Dicks in contrast with respect to July said “sales accelerated significantly in July, when the back-to-school season kicked off and when we opened our newest House of Sport location.” House of Sport by the way is their new 50,000 sq ft new prototype store.

They expanded on the shrink situation:

Organized retail crime and theft in general is an increasingly serious issue impacting many retailers,” which we all know but to have this much of an impact on numbers was pretty shocking as it accounted for 1/3 of their merchandise margin decline.

What can be done? “we are going to fight to the extent we can to keep our teammates, our athletes, and our stores safe, and that’s with increased security, with lockup cameras, and working with local law enforcement and with our industry partners.”

In terms of their 1.8% comp, 2.8% came from an increase in transactions and they lost 1% in average ticket size. 

After seeing excessive inventory in the spring and the clearance activity since, they said “it’s really important to understand this is not a return to a promotional environment in any way, shape or form. This is us being surgical and keeping our inventory fresh.”

With Macy’s, they said inventories fell 10% y/o/y and down 18% from 2019. “We were disciplined with our approach to inventory commitments and flex the cadence and depth of promotions and markdowns…Promotional sell-throughs were better than expected and clearance markdowns were not as deep.”

Their best performing sectors included “beauty, particularly fragrances and prestige cosmetics, women’s career sportswear, and men’s tailored clothing” along with textiles and housewares in the soft home categories. “Active casual and sleepwear remain challenged.” 

On the macro:

“As we plan for the remainder of the year and we think about 2024, we remain cautious on the pressures impacting our customer, especially at Macy’s, where roughly 50% of the identified customers have an average household income of $75,000 or under. Over the last several quarters, we have seen the Macy’s customer more aggressively pull back on spend in our discretionary categories. They are not converting as easily and becoming more intentional on the allocation of their disposable income, with an ongoing shift to services and experiences.”

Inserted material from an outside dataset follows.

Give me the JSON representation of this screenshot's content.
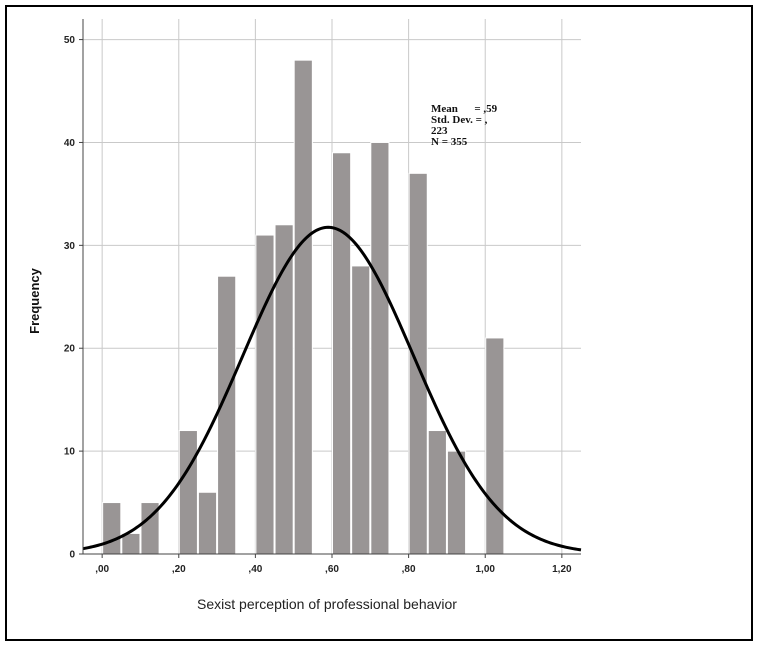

To repeat pretty much what was said in the earnings release which I quoted yesterday, this was in the call on the credit situation:

We experienced an increased rate of delinquencies within the credit card portfolio across all stages of aged balances. While we had expected delinquencies to rise as part of our normalizing credit environment, the speed at which the increase occurred for us and the broader credit card industry since our first quarter earnings call was faster than planned. This negatively impacted 2nd quarter results and led to an increase in the portfolio’s bad debt outlook.”

What are they doing about this? “We are working closely with our bank partner, Citibank, to mitigate the rising bad debt by adjusting underwriting strategies.” In other words, credit standards will tighten further. 

BJ Wholesale
With BJ Wholesale, spending on non-discretionary things led the growth there as “Our grocery and consumables business continues to be very strong.” As for spending on other things, “the discretionary dollar is harder for our members to part with and buying habits are returning towards normal. This has affected sizable general merchandise categories such as consumer electronics, along with more seasonal categories like patio and outdoor furniture. The reality is that if you needed something in these categories over the last couple of years, you likely already bought it and purchase cycles are long.”

Lowe’s said pretty much what Home Depot said about its sales mix. Growth was seen in Pro, “which helped to offset softer DIY discretionary spending” and disinflation from lumber was seen. 

New Home Purchase Apps Tumbl 5% – Lowest Since 1995
Finally, with the 23 high in the average 30 yr mortgage rate around 7.5% according to Bankrate, the MBA said purchase applications fell 5% w/o/w to the lowest level since 1995 and lower by 30% y/o/y. 

Refi’s fell by another 2.8% w/o/w and down by 35% y/o/y.